El poder de la red social no se debe pasar por alto, ya que millones de personas ven el servicio de noticias de Facebook como una de sus principales fuentes de información, lo que ha provocado algunas distorsiones.

Aprendizaje robótico

¿Ha notado que cuando entra en el sitio de alguna tienda, busca un término en Google o incluso publica un tema particular en cualquier red social, se empiezan a ver más banners y otros anuncios con este tema?

Se puede echar la culpa a los algoritmos y en un concepto llamado machine learning (aprendizaje automático), que utiliza la acumulación de información para que los programas del ordenador logren desarrollar nuevos estándares, con resultados más precisos y personalizados para el usuario. El propio Facebook utiliza algoritmos basados en el concepto, filtrando lo que se ve en la línea del tiempo sobre la base de la información de los perfiles, tales como el contenido de los mensajes, las personas con los que interactúa, etc.

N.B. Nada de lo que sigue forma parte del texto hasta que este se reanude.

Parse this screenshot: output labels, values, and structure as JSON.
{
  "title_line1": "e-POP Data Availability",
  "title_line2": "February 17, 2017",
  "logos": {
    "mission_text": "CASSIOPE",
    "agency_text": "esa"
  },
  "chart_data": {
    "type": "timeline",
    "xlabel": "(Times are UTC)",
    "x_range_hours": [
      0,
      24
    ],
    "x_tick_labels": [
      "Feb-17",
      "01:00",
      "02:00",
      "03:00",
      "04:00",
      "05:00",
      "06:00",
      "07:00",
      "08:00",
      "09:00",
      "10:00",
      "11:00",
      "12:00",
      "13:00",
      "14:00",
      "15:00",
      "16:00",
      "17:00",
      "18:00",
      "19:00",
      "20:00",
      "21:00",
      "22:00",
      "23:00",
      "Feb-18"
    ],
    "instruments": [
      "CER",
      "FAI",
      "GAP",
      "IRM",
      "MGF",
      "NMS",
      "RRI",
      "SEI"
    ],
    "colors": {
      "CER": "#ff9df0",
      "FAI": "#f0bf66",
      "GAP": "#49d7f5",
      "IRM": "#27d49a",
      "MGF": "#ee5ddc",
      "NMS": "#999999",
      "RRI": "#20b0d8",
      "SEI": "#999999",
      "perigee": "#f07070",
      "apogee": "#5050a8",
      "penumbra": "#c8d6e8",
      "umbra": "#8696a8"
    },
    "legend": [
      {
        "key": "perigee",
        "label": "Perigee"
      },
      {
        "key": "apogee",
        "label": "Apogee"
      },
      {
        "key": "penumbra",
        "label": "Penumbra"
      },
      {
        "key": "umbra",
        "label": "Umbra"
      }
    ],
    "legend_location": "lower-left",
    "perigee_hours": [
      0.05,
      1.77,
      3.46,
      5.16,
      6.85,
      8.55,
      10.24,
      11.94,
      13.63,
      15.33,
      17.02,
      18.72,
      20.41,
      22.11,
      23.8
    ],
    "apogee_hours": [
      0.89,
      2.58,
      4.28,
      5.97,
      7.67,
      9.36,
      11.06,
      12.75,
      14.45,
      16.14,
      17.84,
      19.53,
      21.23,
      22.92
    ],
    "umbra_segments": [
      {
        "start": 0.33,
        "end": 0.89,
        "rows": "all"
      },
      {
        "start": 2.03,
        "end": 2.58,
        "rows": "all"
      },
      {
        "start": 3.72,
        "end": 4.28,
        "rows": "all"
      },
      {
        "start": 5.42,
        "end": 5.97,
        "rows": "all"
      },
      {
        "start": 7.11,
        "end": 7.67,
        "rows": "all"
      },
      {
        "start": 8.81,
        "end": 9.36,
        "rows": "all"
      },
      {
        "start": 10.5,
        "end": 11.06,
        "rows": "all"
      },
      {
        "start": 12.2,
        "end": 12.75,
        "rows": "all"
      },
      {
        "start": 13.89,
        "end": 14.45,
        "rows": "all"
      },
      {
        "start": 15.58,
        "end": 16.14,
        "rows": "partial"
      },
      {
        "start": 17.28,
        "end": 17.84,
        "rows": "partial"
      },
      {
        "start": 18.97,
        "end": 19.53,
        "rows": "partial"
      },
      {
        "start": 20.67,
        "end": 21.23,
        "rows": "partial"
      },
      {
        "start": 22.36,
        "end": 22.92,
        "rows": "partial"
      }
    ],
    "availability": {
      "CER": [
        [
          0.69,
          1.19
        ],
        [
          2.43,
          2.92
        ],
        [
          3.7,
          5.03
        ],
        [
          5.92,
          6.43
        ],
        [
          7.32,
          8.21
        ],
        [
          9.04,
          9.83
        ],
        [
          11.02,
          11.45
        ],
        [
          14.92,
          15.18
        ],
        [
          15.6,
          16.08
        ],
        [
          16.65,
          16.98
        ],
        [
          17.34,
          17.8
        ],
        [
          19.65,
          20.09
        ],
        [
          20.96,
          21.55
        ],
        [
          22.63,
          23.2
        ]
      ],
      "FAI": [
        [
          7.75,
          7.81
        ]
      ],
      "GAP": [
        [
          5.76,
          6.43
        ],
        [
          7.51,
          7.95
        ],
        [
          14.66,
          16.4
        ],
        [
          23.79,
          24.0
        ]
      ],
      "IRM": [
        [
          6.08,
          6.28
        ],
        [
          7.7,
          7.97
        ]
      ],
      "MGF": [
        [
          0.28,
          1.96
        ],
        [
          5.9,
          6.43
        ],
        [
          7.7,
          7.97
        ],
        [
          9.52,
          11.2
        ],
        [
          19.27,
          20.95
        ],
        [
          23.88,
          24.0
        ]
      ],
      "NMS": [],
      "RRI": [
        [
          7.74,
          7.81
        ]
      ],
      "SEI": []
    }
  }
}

Este principio puede ser crítico en el desarrollo de la inteligencia artificial sofisticada, tales como los utilizados en los automóviles autónomos, y aún más en el futuro, en los androides que pueden, con el tiempo, ampliar la programación original para la acumulación de nuevas experiencias.

El fracaso del plan

La mayor ventaja de los algoritmos es que permiten que los programas del ordenador tomen decisiones informadas en una fracción de segundo, lo que agiliza y automatiza una serie de actividades diarias. A veces, sin embargo, esto termina creando practicidad o agravando una serie de problemas, sobre todo cuando el algoritmo utilizado busca emular el comportamiento humano.

Selección de los talentos

Un Hospital de la Universidad de St. George, en Inglaterra, adoptó un algoritmo para acelerar la selección de curriculum vitae a mediados de los años 70. Para esto, la información sobre los candidatos, que por lo general han sido seleccionados para las entrevistas, fue compilada, y luego las pruebas llevadas a cabo en 1979. La computadora fue capaz de predecir más de 90% de los elegidos por los examinadores. En 1982, el programa ya era responsable de toda la fase inicial del proceso de selección, pero en 1986, dos profesores se dieron cuenta de que el programa excluía a las mujeres y los extranjeros en el proceso de selección. El caso es sorprendente porque ninguna nueva información se incluyó en el programa, que se limitó a repetir, mecánica y eficientemente, la visión sesgada de los primeros programadores, creando un círculo vicioso de discriminación.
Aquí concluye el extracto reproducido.